If you suffer from psoriasis or psoriatic arthritis, it’s important to observe your hearing. Make regular hearing tests along with your annual health-care checkups. The inflammation from these diseases can lead to inner ear harm, which can cause psoriasis and loss of balance. Psoriasis and psoriatic arthritis are both also connected with depression and anxiety, which can both aggravated hearing loss.
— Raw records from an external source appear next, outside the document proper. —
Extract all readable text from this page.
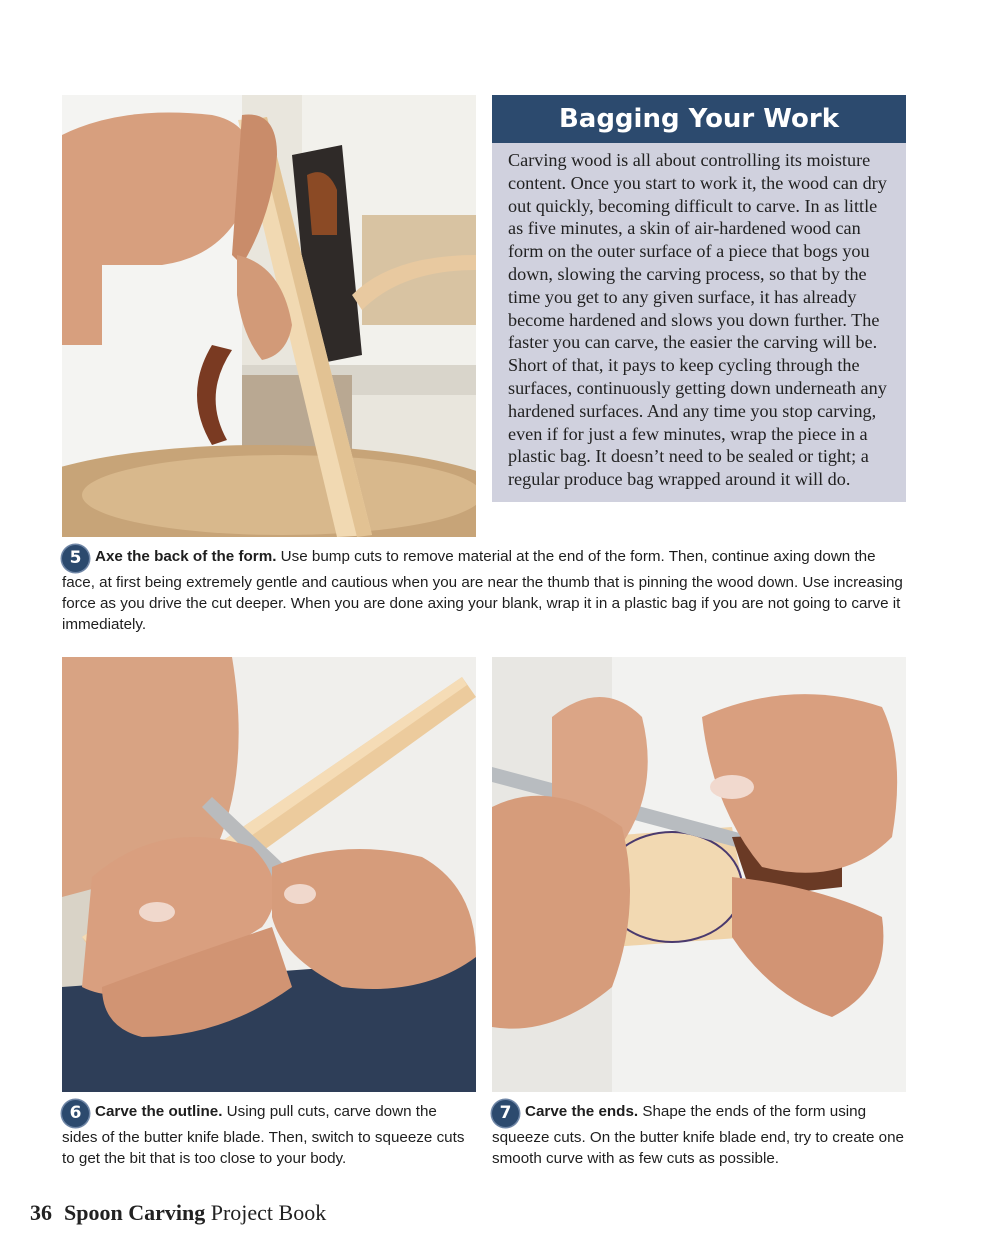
Bagging Your Work
Carving wood is all about controlling its moisture content. Once you start to work it, the wood can dry out quickly, becoming difficult to carve. In as little as five minutes, a skin of air-hardened wood can form on the outer surface of a piece that bogs you down, slowing the carving process, so that by the time you get to any given surface, it has already become hardened and slows you down further. The faster you can carve, the easier the carving will be. Short of that, it pays to keep cycling through the surfaces, continuously getting down underneath any hardened surfaces. And any time you stop carving, even if for just a few minutes, wrap the piece in a plastic bag. It doesn’t need to be sealed or tight; a regular produce bag wrapped around it will do.
5 Axe the back of the form. Use bump cuts to remove material at the end of the form. Then, continue axing down the face, at first being extremely gentle and cautious when you are near the thumb that is pinning the wood down. Use increasing force as you drive the cut deeper. When you are done axing your blank, wrap it in a plastic bag if you are not going to carve it immediately.
6 Carve the outline. Using pull cuts, carve down the sides of the butter knife blade. Then, switch to squeeze cuts to get the bit that is too close to your body.
7 Carve the ends. Shape the ends of the form using squeeze cuts. On the butter knife blade end, try to create one smooth curve with as few cuts as possible.
36 Spoon Carving Project Book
Loss of hearing is a condition you want to detect sooner rather than later because untreated hearing loss can result in other health concerns including dementia.

Recognition is key, and cooperating with your doctors and frequently having your hearing checked can help you keep ahead of symptoms with timely intervention. Neither hearing loss nor psoriasis should influence you to compromise your standard of living, and all the difference is having the correct team on your side.